(re)Imagine Posture

I love the fact that the word humus—the decayed vegetable matter that feeds the roots of plants—comes from the same root that gives rise to the word humility.  It is a blessed etymology.

roasting marshmellow

—Parker Palmer, Let Your Life Speak

 Walking through the woods in my backyard this weekend as I gathered sticks for a bush pile, I heard the brittle branches of last summer crackle underfoot.  Each step’s snap sank twigs and leaves deeper into the earth that they were becoming. While gathering branches, I found myself amongst those trees and fallen leaves looking for something else, that properly shaped branch suitable for roasting marshmallows.  Selecting the right shaped stick, stripping off any excess bark, and sharpening the end, it and I were ready.  That walk and those preparations remind me that in our lives and in our faith transformative, altering work is needed.

Fallen leaves, dried undergrowth, snapped twigs become something new.  Leaves, undergrowth, and twigs mix with damp dirt. They breakdown. The greens of summer become the yellows, oranges, and reds of autumn that become beiges, browns, and blacks of winter. This decaying layer forms the top of the soil called humus.

Humus is an essential layer, replenishing the dirt’s nutrients lost during the previous spring and summer. It is the layer that makes possible the promised explosion of new life that comes with spring. It is the gift from the forest back to the earth, offering thanks for another year of shared existence. Humus, as Parker Palmer reminds us above, is also the source of our English word humility.

Humility is that posture of willfully lowering ourselves to be broken down, making us available to be used for some greater purpose. Like leaves broken down to be used for the next spring’s rebirth, so too, we must willingly prepare to be broken down so that we might be used to make something greater than ourselves.

The writer of Luke’s gospel tells a story marking the significance of humility’s role in establishing a proper relationship, a relationship evidenced through divergent postures in prayer.  The author writes:

[Jesus] also told this parable to some who trusted in themselves that they were righteous and regarded others with contempt:  “Two men went up to the temple to pray, one a Pharisee and the other a tax collector.  The Pharisee, standing by himself, was praying thus, ‘God, I thank you that I am not like other people: thieves, rogues, adulterers, and even like this tax collector.  I fast twice a week; l give a tenth of all my income.’  But the tax collector, standing far off, would not even look up to heaven, but was beating his breast and saying, ‘God, be merciful to me, a sinner!’  I tell you, this man went down to his home justified rather than the other; for all who exalt themselves will be humbled, but all who humble themselves will be exalted.”  (Luke 18:9-14)

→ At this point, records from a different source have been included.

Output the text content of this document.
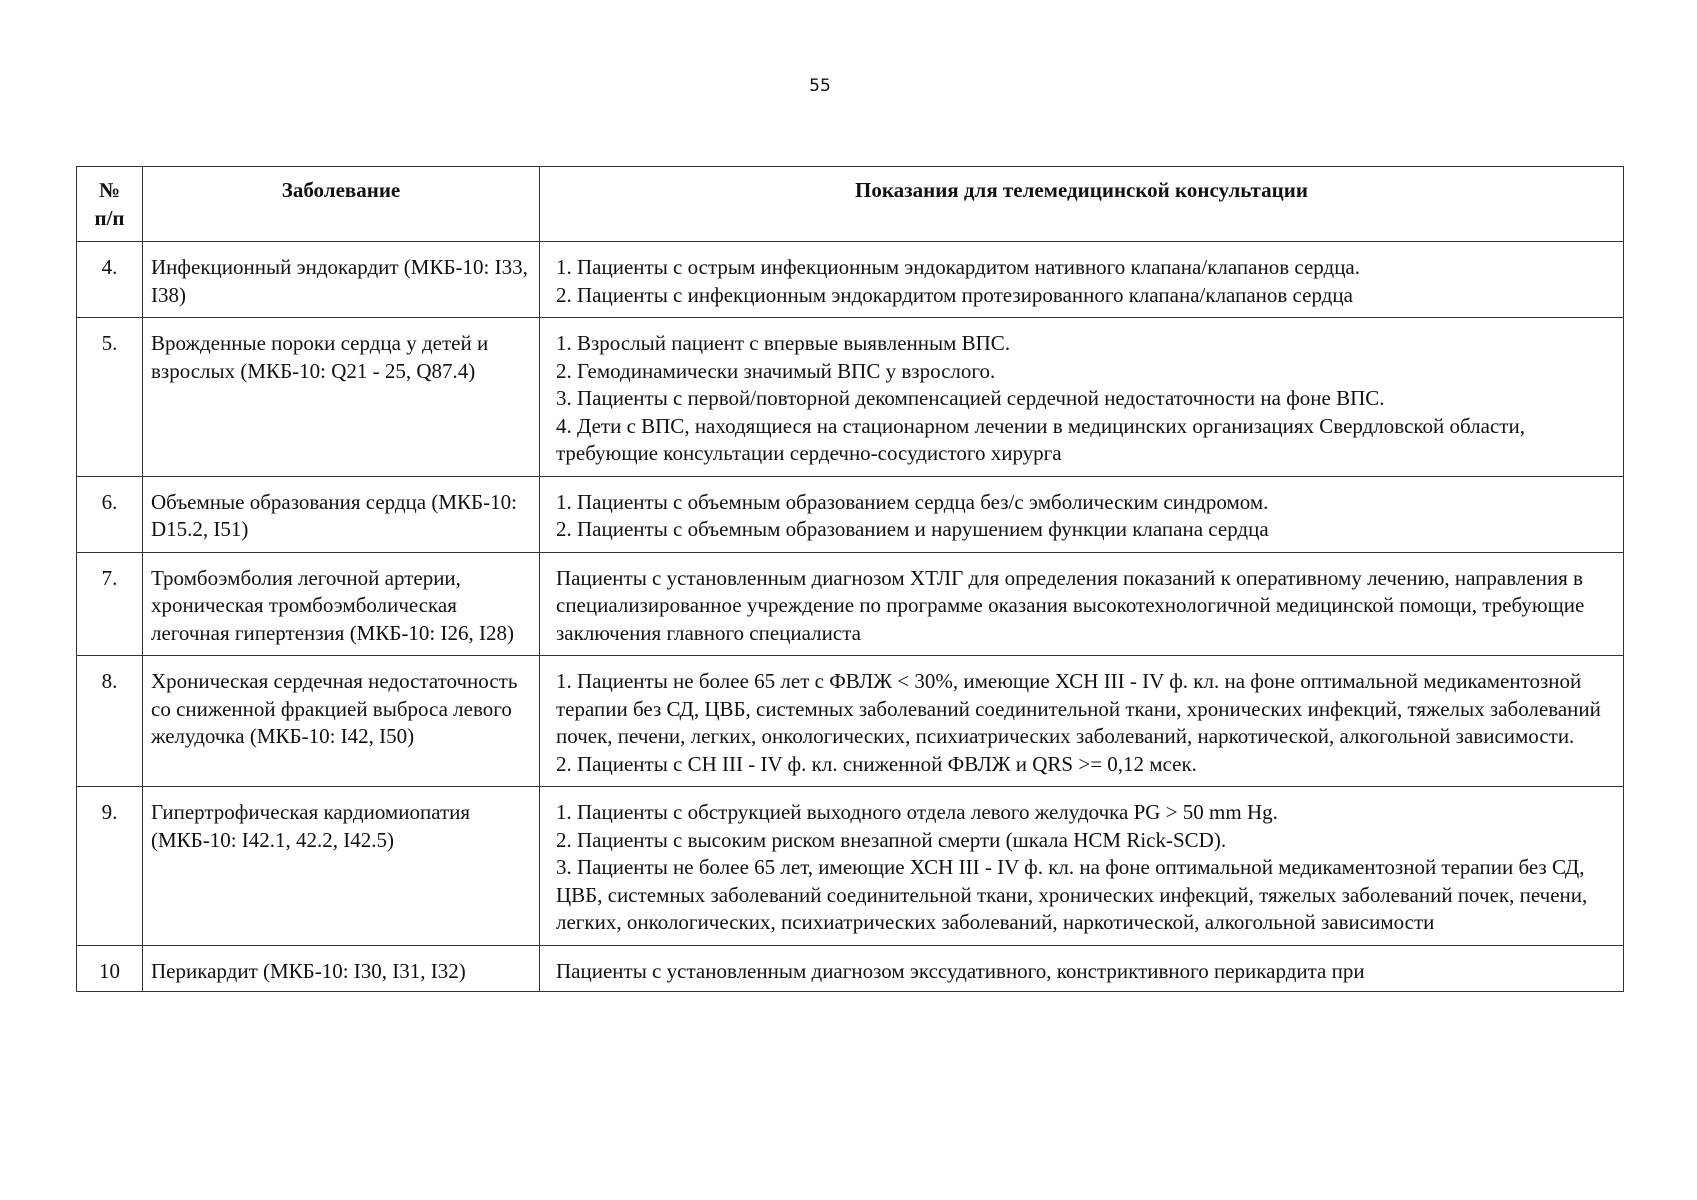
55
№
п/п	Заболевание	Показания для телемедицинской консультации
4.	Инфекционный эндокардит (МКБ-10: I33, I38)	1. Пациенты с острым инфекционным эндокардитом нативного клапана/клапанов сердца.
2. Пациенты с инфекционным эндокардитом протезированного клапана/клапанов сердца

5.	Врожденные пороки сердца у детей и взрослых (МКБ-10: Q21 - 25, Q87.4)	1. Взрослый пациент с впервые выявленным ВПС.
2. Гемодинамически значимый ВПС у взрослого.
3. Пациенты с первой/повторной декомпенсацией сердечной недостаточности на фоне ВПС.
4. Дети с ВПС, находящиеся на стационарном лечении в медицинских организациях Свердловской области, требующие консультации сердечно-сосудистого хирурга

6.	Объемные образования сердца (МКБ-10: D15.2, I51)	1. Пациенты с объемным образованием сердца без/с эмболическим синдромом.
2. Пациенты с объемным образованием и нарушением функции клапана сердца

7.	Тромбоэмболия легочной артерии, хроническая тромбоэмболическая легочная гипертензия (МКБ-10: I26, I28)	Пациенты с установленным диагнозом ХТЛГ для определения показаний к оперативному лечению, направления в специализированное учреждение по программе оказания высокотехнологичной медицинской помощи, требующие заключения главного специалиста

8.	Хроническая сердечная недостаточность со сниженной фракцией выброса левого желудочка (МКБ-10: I42, I50)	1. Пациенты не более 65 лет с ФВЛЖ < 30%, имеющие ХСН III - IV ф. кл. на фоне оптимальной медикаментозной терапии без СД, ЦВБ, системных заболеваний соединительной ткани, хронических инфекций, тяжелых заболеваний почек, печени, легких, онкологических, психиатрических заболеваний, наркотической, алкогольной зависимости.
2. Пациенты с СН III - IV ф. кл. сниженной ФВЛЖ и QRS >= 0,12 мсек.

9.	Гипертрофическая кардиомиопатия (МКБ-10: I42.1, 42.2, I42.5)	1. Пациенты с обструкцией выходного отдела левого желудочка PG > 50 mm Hg.
2. Пациенты с высоким риском внезапной смерти (шкала HCM Rick-SCD).
3. Пациенты не более 65 лет, имеющие ХСН III - IV ф. кл. на фоне оптимальной медикаментозной терапии без СД, ЦВБ, системных заболеваний соединительной ткани, хронических инфекций, тяжелых заболеваний почек, печени, легких, онкологических, психиатрических заболеваний, наркотической, алкогольной зависимости

10	Перикардит (МКБ-10: I30, I31, I32)	Пациенты с установленным диагнозом экссудативного, констриктивного перикардита при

Notice in the narrative from Luke’s gospel the prominent roles given to the two men’s postures.  The Pharisee prays, we may assume, using a standard prayer posture of the day, with his head raised up.  The tax collector prays, as the story deliberately points out, with his head down.  And, as is the case with most of the gospel stories, the narrative’s power is revealed in the dramatic reversal contained in Jesus’ summary.  Jesus declares that the sinful tax collector is righteous—i.e., in right relationship with God—while the self-righteous Pharisee is not.  More than this prayer posture evidencing right relationship, the story reminds us that our self-loathing—embodied in the tax collector—and self-righteousness—embodied in the Pharisee—might, also, lead to physical separation, a separation that is unnecessary.

Consider how both men separate from each other and others who have gathered for prayer.  The Pharisee stands alone and the tax collector stands alone.  For different reasons, they stand apart, positioning themselves apart from each other, from others, and from God.  This story is but a reminder, as Luke tells it, that the proper posture of our lives is not separation from anyone.  The Pharisee is separate because his self-righteousness, he believes, demands it.  And, the tax collector, believes himself to be separate from God, while in reality he is not according to Jesus’ judgment.

Ideas and images of posture and prayer, right-standing and proper relationship weave in and out through this story, tying together both men with a narrative thread suggesting that what God intends is not separation because of excessive humility or excessive righteousness but an eternal binding to God and each other because that is God’s hope, God’s desire.  The witness of the story and the entire gospel account offered by Luke is that all of humanity is bound together because of our common origin and destiny in the Divine.  Jesus’ life and work in the gospel is meant to stand as a witness to this binding character of God’s gracious intentions for us all.

As we consider this story from Luke’s gospel, may we each remember to foster communities of wholeness, a wholeness that requires some change in each of us.  Like the Pharisee, may we be broken down from our occasions of self-righteousness—I include myself, here.  Like the tax collector, may we spring to new life when reminded that our lives are of infinite value and worth even when we sometime are told and believe otherwise—I include myself, here, too. In the end, may we all find ourselves bound together in love, a love that weaves us together in a single garment of compassion, faith, wisdom, justice, and courage.  May this garment of love break us down and build us back up, all the while holding us close.

Have a great week and see you along the way.